Postrgres vacuum 101
learn what is vacuum in postrgres & dead tuples, how vacuum helps in freeing up disk space. learn different types of vacuum process with example.
VACUUM in postgres in a garbage collection utility which is used to reclaim storage space occupied by the records that are stale due to update or delete operations.
Whenever a row is deleted or updated, the old row becomes invisible to all other transactions starting after the transaction has been committed. This old row is not removed from the table or disk. These kind of deleted rows are called dead tuples. They are present in the table until a VACUUM operation is done. It necessary to do VACUUM periodically, especially on frequently-updated tables.
Plain Vacuum
Plain VACUUM (without FULL) simply reclaims space and makes it available for re-use. but not released to the OS. it's just kept available for re-use within the same table. No exclusive locks are obtained. So reads and writes on the table can happen in parallel.
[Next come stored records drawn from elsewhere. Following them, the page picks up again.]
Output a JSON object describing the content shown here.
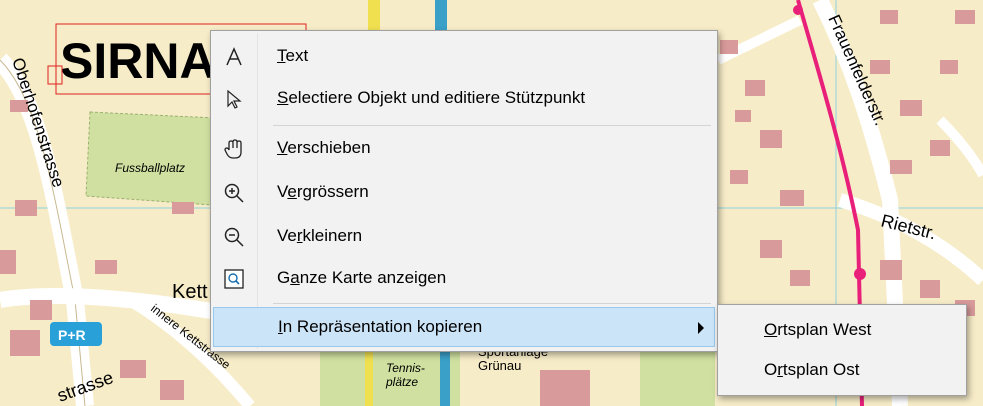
{
  "map": {
    "place_name": "SIRNA",
    "streets": {
      "oberhofenstrasse": "Oberhofenstrasse",
      "frauenfelderstr": "Frauenfelderstr.",
      "rietstr": "Rietstr.",
      "kett": "Kett",
      "innere_kettstrasse": "innere Kettstrasse",
      "strasse_bottom": "strasse"
    },
    "places": {
      "fussballplatz": "Fussballplatz",
      "tennisplatze_1": "Tennis-",
      "tennisplatze_2": "plätze",
      "sportanlage": "Sportanlage",
      "grunau": "Grünau"
    },
    "park_ride": "P+R",
    "colors": {
      "background": "#f7ecc8",
      "building": "#d89a9a",
      "green": "#cfe0a0",
      "rail": "#e8207a",
      "water": "#3aa0c8",
      "road": "#ffffff"
    }
  },
  "context_menu": {
    "items": [
      {
        "id": "text",
        "icon": "text-cursor-icon",
        "pre": "",
        "key": "T",
        "post": "ext"
      },
      {
        "id": "select",
        "icon": "pointer-arrow-icon",
        "pre": "",
        "key": "S",
        "post": "electiere Objekt und editiere Stützpunkt"
      },
      {
        "id": "pan",
        "icon": "hand-icon",
        "pre": "",
        "key": "V",
        "post": "erschieben"
      },
      {
        "id": "zoom_in",
        "icon": "zoom-in-icon",
        "pre": "V",
        "key": "e",
        "post": "rgrössern"
      },
      {
        "id": "zoom_out",
        "icon": "zoom-out-icon",
        "pre": "Ve",
        "key": "r",
        "post": "kleinern"
      },
      {
        "id": "full_map",
        "icon": "full-extent-icon",
        "pre": "G",
        "key": "a",
        "post": "nze Karte anzeigen"
      },
      {
        "id": "copy_repr",
        "icon": "",
        "pre": "",
        "key": "I",
        "post": "n Repräsentation kopieren"
      }
    ]
  },
  "submenu": {
    "items": [
      {
        "id": "west",
        "pre": "",
        "key": "O",
        "post": "rtsplan West"
      },
      {
        "id": "ost",
        "pre": "O",
        "key": "r",
        "post": "tsplan Ost"
      }
    ]
  }
}
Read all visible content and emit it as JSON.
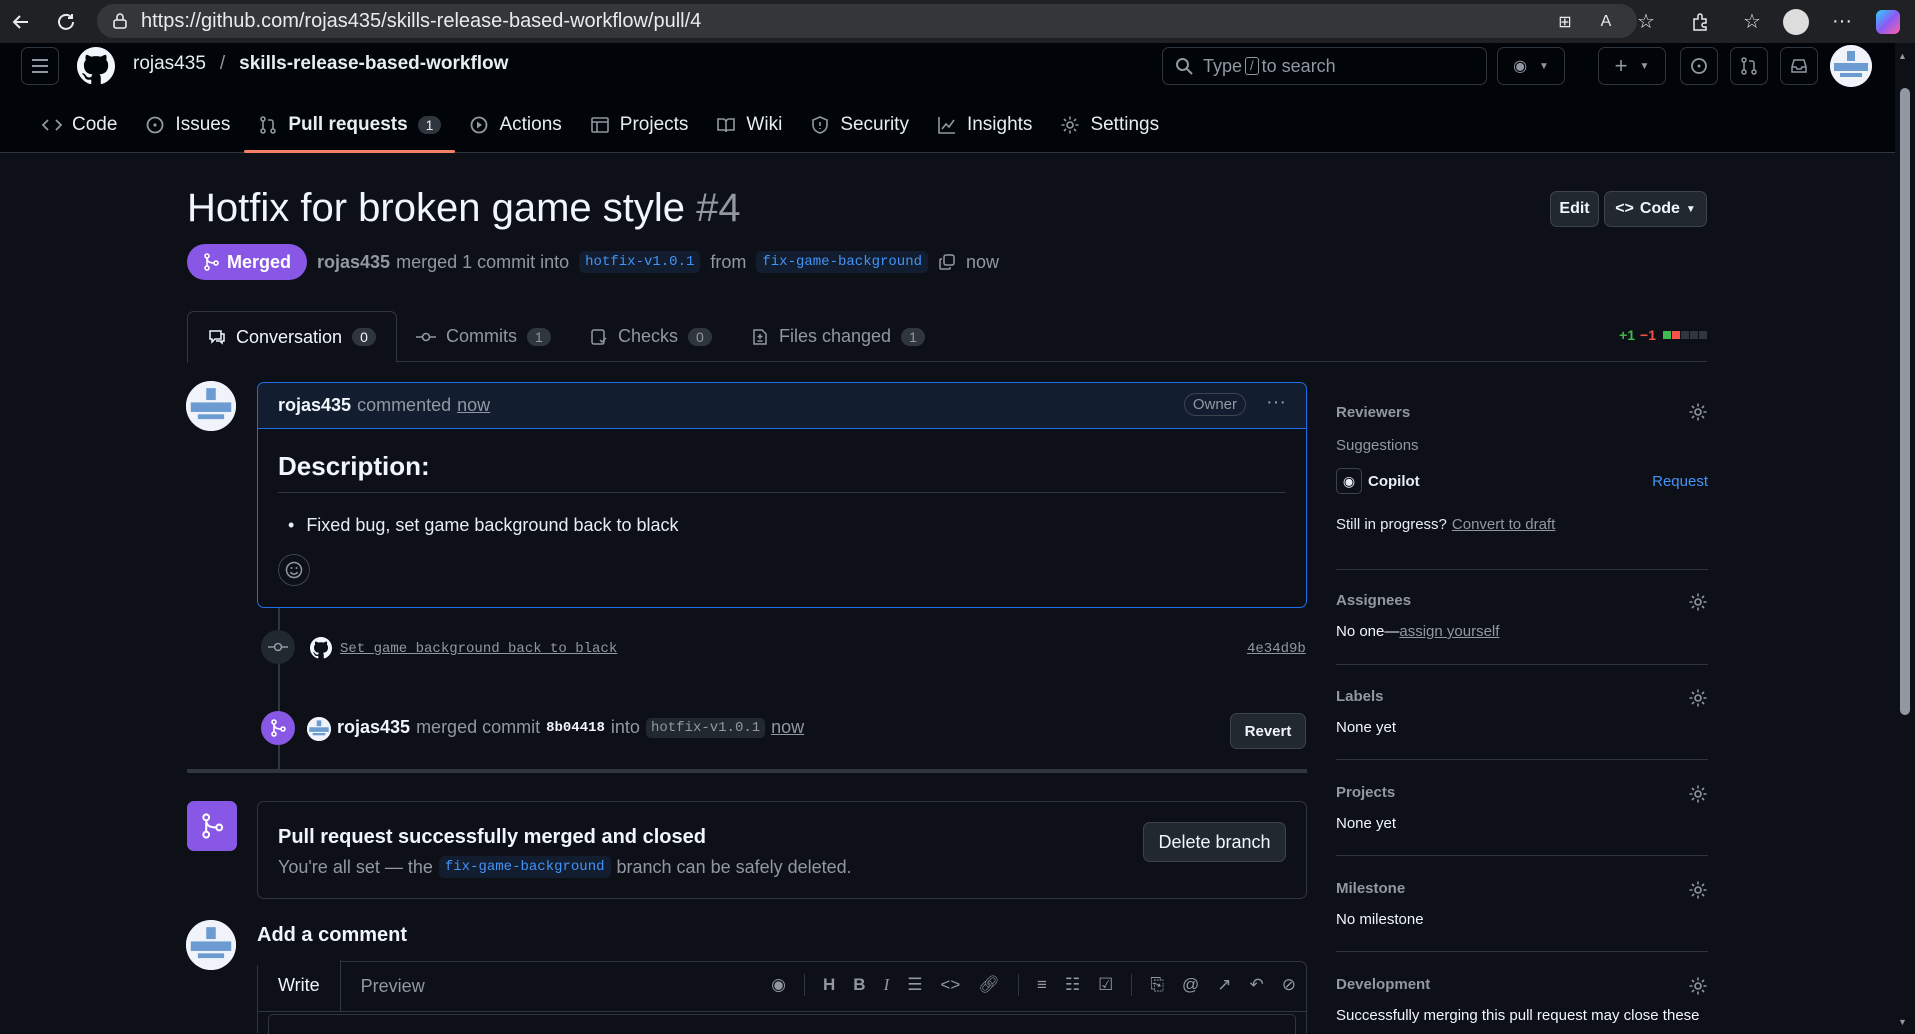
{
  "browser": {
    "url": "https://github.com/rojas435/skills-release-based-workflow/pull/4"
  },
  "header": {
    "owner": "rojas435",
    "separator": "/",
    "repo": "skills-release-based-workflow",
    "search_pre": "Type",
    "search_key": "/",
    "search_post": "to search"
  },
  "repo_tabs": [
    {
      "label": "Code",
      "icon": "code-icon"
    },
    {
      "label": "Issues",
      "icon": "issue-icon"
    },
    {
      "label": "Pull requests",
      "icon": "pull-request-icon",
      "count": "1"
    },
    {
      "label": "Actions",
      "icon": "play-icon"
    },
    {
      "label": "Projects",
      "icon": "table-icon"
    },
    {
      "label": "Wiki",
      "icon": "book-icon"
    },
    {
      "label": "Security",
      "icon": "shield-icon"
    },
    {
      "label": "Insights",
      "icon": "graph-icon"
    },
    {
      "label": "Settings",
      "icon": "gear-icon"
    }
  ],
  "pr": {
    "title": "Hotfix for broken game style",
    "number": "#4",
    "edit_label": "Edit",
    "code_label": "Code",
    "state": "Merged",
    "author": "rojas435",
    "merge_text": "merged 1 commit into",
    "base": "hotfix-v1.0.1",
    "from": "from",
    "head": "fix-game-background",
    "time": "now"
  },
  "pr_tabs": [
    {
      "label": "Conversation",
      "count": "0"
    },
    {
      "label": "Commits",
      "count": "1"
    },
    {
      "label": "Checks",
      "count": "0"
    },
    {
      "label": "Files changed",
      "count": "1"
    }
  ],
  "diffstat": {
    "add": "+1",
    "del": "−1"
  },
  "comment": {
    "author": "rojas435",
    "action": "commented",
    "time": "now",
    "badge": "Owner",
    "heading": "Description:",
    "bullet": "Fixed bug, set game background back to black"
  },
  "commit": {
    "message": "Set game background back to black",
    "sha": "4e34d9b"
  },
  "merge_event": {
    "author": "rojas435",
    "text": "merged commit",
    "sha": "8b04418",
    "into": "into",
    "branch": "hotfix-v1.0.1",
    "time": "now",
    "revert": "Revert"
  },
  "merged_box": {
    "title": "Pull request successfully merged and closed",
    "pre": "You're all set — the",
    "branch": "fix-game-background",
    "post": "branch can be safely deleted.",
    "button": "Delete branch"
  },
  "add_comment": {
    "title": "Add a comment",
    "write": "Write",
    "preview": "Preview"
  },
  "sidebar": {
    "reviewers": {
      "title": "Reviewers",
      "suggestions": "Suggestions",
      "copilot": "Copilot",
      "request": "Request",
      "progress": "Still in progress?",
      "draft": "Convert to draft"
    },
    "assignees": {
      "title": "Assignees",
      "none": "No one—",
      "assign": "assign yourself"
    },
    "labels": {
      "title": "Labels",
      "value": "None yet"
    },
    "projects": {
      "title": "Projects",
      "value": "None yet"
    },
    "milestone": {
      "title": "Milestone",
      "value": "No milestone"
    },
    "development": {
      "title": "Development",
      "value": "Successfully merging this pull request may close these"
    }
  },
  "colors": {
    "merged": "#8957e5",
    "accent": "#4493f8",
    "tab_underline": "#f78166",
    "bg": "#0d1117"
  }
}
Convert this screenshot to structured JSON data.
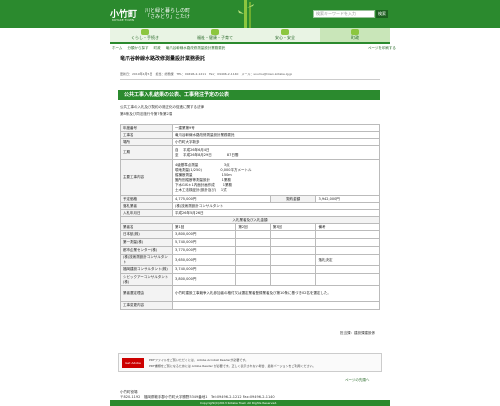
{
  "header": {
    "logo": "小竹町",
    "logo_sub": "KOTAKE TOWN",
    "tagline": "川と緑と暮らしの町「さみどり」こたけ",
    "search_placeholder": "検索キーワードを入力",
    "search_button": "検索"
  },
  "nav": [
    {
      "label": "くらし・手続き",
      "icon": "house-icon"
    },
    {
      "label": "福祉・健康・子育て",
      "icon": "people-icon"
    },
    {
      "label": "安心・安全",
      "icon": "shield-icon"
    },
    {
      "label": "町政",
      "icon": "building-icon"
    }
  ],
  "breadcrumb": [
    "ホーム",
    "分類から探す",
    "町政",
    "竜爪谷幹線水路改修測量設計業務委託"
  ],
  "print_link": "ページを印刷する",
  "page_title": "竜爪谷幹線水路改修測量設計業務委託",
  "meta_line": "更新日：2019年4月5日　担当：総務課　TEL：09496-2-1211　Fax：09496-2-1140　メール：soumu@town.kotake.lg.jp",
  "section_heading": "公共工事入札結果の公表、工事発注予定の公表",
  "intro": [
    "公共工事の入札及び契約の適正化の促進に関する法律",
    "第8条及び同法施行令第7条第2項"
  ],
  "table": {
    "rows": [
      {
        "label": "年度番号",
        "value": "一建業第9号"
      },
      {
        "label": "工事名",
        "value": "竜爪谷幹線水路改修測量設計業務委託"
      },
      {
        "label": "場所",
        "value": "小竹町大字新多"
      },
      {
        "label": "工期",
        "lines": [
          "自　 平成26年6月4日",
          "至　 平成26年8月29日　　　　 87日間"
        ]
      },
      {
        "label": "主要工事内容",
        "lines": [
          "4級基準点測量　　　　　　　 3点",
          "現地測量(1/250)　　　　　 0,000平方メートル",
          "縦横断測量　　　　　　　　 150m",
          "箇所別縦断等測量設計　　　 1業務",
          "下水GIS＊1内面計画作成　　 1業務",
          "土木工法検証計(設計及び)　 1式"
        ]
      },
      {
        "label": "予定価格",
        "value": "4,775,000円",
        "sub_label": "契約金額",
        "sub_value": "3,942,000円"
      },
      {
        "label": "落札業者",
        "value": "(株)技術測設計コンサルタント"
      },
      {
        "label": "入札年月日",
        "value": "平成26年5月26日"
      }
    ],
    "bid_heading": "入札業者及び入札金額",
    "bid_columns": [
      "業者名",
      "第1回",
      "第2回",
      "第3回",
      "備考"
    ],
    "bids": [
      {
        "name": "日本航(株)",
        "r1": "3,800,000円",
        "r2": "",
        "r3": "",
        "note": ""
      },
      {
        "name": "第一測量(株)",
        "r1": "5,740,000円",
        "r2": "",
        "r3": "",
        "note": ""
      },
      {
        "name": "都市企業センター(株)",
        "r1": "3,770,000円",
        "r2": "",
        "r3": "",
        "note": ""
      },
      {
        "name": "(株)技術測設計コンサルタント",
        "r1": "3,650,000円",
        "r2": "",
        "r3": "",
        "note": "落札決定"
      },
      {
        "name": "福岡建設コンサルタント(株)",
        "r1": "3,740,000円",
        "r2": "",
        "r3": "",
        "note": ""
      },
      {
        "name": "シビックアーコンサルタント(株)",
        "r1": "3,800,000円",
        "r2": "",
        "r3": "",
        "note": ""
      }
    ],
    "reason_label": "業者選定理由",
    "reason_value": "小竹町建設工事競争入札参加者の格付又は選定業者登録業者及び第10条に基づき02名を選定した。",
    "summary_label": "工事変更内容",
    "summary_value": ""
  },
  "footer_sign": "担当課：建設課建設係",
  "pdf_badge": "Get Adobe Reader",
  "pdf_note_1": "PDFファイルをご覧いただくには、Adobe Acrobat Readerが必要です。",
  "pdf_note_2": "PDF書類をご覧になるためには Adobe Reader が必要です。正しく表示されない場合、最新バージョンをご利用ください。",
  "top_link": "ページの先頭へ",
  "address_1": "小竹町役場",
  "address_2": "〒820-1192　福岡県鞍手郡小竹町大字勝野3349番地1　Tel:09496-2-1212 Fax:09496-2-1140",
  "copyright": "Copyright(C)2013 Kotake Town All Rights Reserved."
}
To run a plain vacuum, use below syntax,
VACUUM (ANALYZE, VERBOSE) my_table;
ANALYZE - Tells postres to update statistics which will help the planner to determine the most efficient way to execute a query.
VERBOSE - Prints the vacuum report
Full Vacuum
VACUUM FULL rewrites the entire contents of the table into a new disk file with no extra space, allowing unused space to be returned to the operating system. This operation is much slower and requires an exclusive lock on each table while it is being processed. While it is being processed others cannot access data from the table.
To run a full vacuum, use below syntax,
VACUUM (FULL, ANALYZE, VERBOSE) my_table;
FULL - tells postgres to run full vacuum and reclaim disk space
The FULL option is not recommended for routine use, but might be useful in special cases. An example is when you have deleted or updated significant number of the rows in a table and would like the table to physically shrink to occupy less disk space and allow faster table scans. VACUUM FULL will usually shrink the table more than a plain VACUUM would.
Vacuum freeze
When you run auto vacuum job periodically, sometime you would want some table not to included in the vacuum process. Vacuum freeze marks a table's contents with a very special transaction timestamp that tells postgres that it does not need to be vacuumed. Any update to the table later will unfreeze it.
Example
Create a dummy table
CREATE TABLE public.picture_likes (
id bigserial NOT NULL,
picture_id int8 NOT NULL,
user_id int8 NOT NULL,
CONSTRAINT picture_likes_pkey PRIMARY KEY (id)
);
Load data
do $$
begin
for r in 1..3 loop
WITH users AS (
SELECT *
FROM generate_series(1, 1000000)
)
INSERT INTO public.picture_likes
(picture_id, user_id)
SELECT r, generate_series FROM users;
end loop;
end;
$$;
Analyse dead tuples count
SELECT pg_stat_get_live_tuples(c.oid) AS n_live_tup , pg_stat_get_dead_tuples(c.oid) AS n_dead_tup
FROM pg_class c where relname='picture_likes';
You would notice there would be no dead tuples here.
Delete most of the data
delete from public.picture_likes where user_id > 500000
Analyse dead tuples
SELECT pg_stat_get_live_tuples(c.oid) AS n_live_tup , pg_stat_get_dead_tuples(c.oid) AS n_dead_tup
FROM pg_class c where relname='picture_likes';
All the deleted rows in the previous query have been marked as dead tuples, so we get about 1500000 in dead tuples count.
Run plain vacuum
VACUUM (ANALYZE, VERBOSE) public.picture_likes;
Analyse dead tuples
SELECT pg_stat_get_live_tuples(c.oid) AS n_live_tup , pg_stat_get_dead_tuples(c.oid) AS n_dead_tup
FROM pg_class c where relname='picture_likes';
Now you can notice that dead tuples are cleaned up and live tuples count also updated.
Conclusion
- Periodic caccum is recommended for production databases, in order to remove dead tuples. This reduces space and increase table scan speed.
- After adding or deleting a large number of rows, it might be a good idea to issue a VACUUM ANALYZE command for the affected table. This will update the system catalogs with the results of all recent changes, and allow the PostgreSQL query planner to make better choices in planning queries.
- VACUUM causes a substantial increase in I/O traffic, which might cause poor performance for other active sessions. So it it is recommended to run it when low/no active database sessions.
- Plain vacuum is recommended for periodic cleanup.
- Full vacuum is recommended only when there is a significant updates or deletes happened on the table and should be done with extreme caution as it obtains exclusive table level lock.